How can we achieve circularity through the six Rs:

  1. Rethink and reduce: We need to, first and foremost, change the way we think about products and production. Resources can be used more efficiently and production should conform with demand. Ask yourselves whether do you need a new phone every time a new model is out. Probably not!
  2. Redesign: Be creative and consider reuse, repair, and recycling options even before starting production. There are lots of ways to make something new from something old.
  3. Reuse: Get more of the products’ value instead of throwing them away. Fash fashion, for example, is the opposite of this principle.
  4. Repair and remanufacturing: Whenever you want to throw something away, think of whether it can be repaired because usually, it does. Nowadays, products are made in such a way to break after some period of use. Don’t discard them immediately, because often it is something small that won’t cost you a fortune.
  5. Recycle: When you think that the life of your things is over, convert them into reusable materials. Nowadays, almost anything can be recycled: paper, clothes, plastic, steel, food waste, etc.

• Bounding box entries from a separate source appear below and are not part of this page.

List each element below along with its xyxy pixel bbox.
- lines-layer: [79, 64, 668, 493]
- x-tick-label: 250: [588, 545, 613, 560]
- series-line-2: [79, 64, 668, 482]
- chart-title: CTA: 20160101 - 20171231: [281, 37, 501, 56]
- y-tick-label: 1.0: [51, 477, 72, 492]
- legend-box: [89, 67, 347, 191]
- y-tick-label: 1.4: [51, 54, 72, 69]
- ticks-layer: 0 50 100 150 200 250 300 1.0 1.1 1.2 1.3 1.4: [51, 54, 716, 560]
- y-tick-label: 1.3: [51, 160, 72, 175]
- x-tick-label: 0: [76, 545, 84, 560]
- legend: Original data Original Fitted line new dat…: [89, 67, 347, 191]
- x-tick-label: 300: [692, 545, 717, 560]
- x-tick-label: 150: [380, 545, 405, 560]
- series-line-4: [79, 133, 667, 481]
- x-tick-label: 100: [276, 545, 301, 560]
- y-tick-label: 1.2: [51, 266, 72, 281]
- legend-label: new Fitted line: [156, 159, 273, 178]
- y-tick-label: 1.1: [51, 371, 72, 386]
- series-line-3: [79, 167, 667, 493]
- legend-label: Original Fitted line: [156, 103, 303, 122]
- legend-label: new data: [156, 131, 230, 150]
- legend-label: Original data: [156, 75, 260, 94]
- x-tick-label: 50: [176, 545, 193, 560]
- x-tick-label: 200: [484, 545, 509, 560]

  6. Recover: Electricity can be generated by burning discarded materials, for instance. In the UK, out of the 26 million tons of waste collected in a year, 11 million tons go to energy from waste (EfW). Eventually, only 3 million tonnes end up in landfills. This can be easily achieved in every country around the world.
  7. Disposal and incineration: This is the last possibility for the products that we want to get rid of. However, try to avoid it and use it only when the rest of the options don’t work.

A circular economy gives us the chance through conscious choices to deliver sustainability for the next generations. Let’s not throw it away.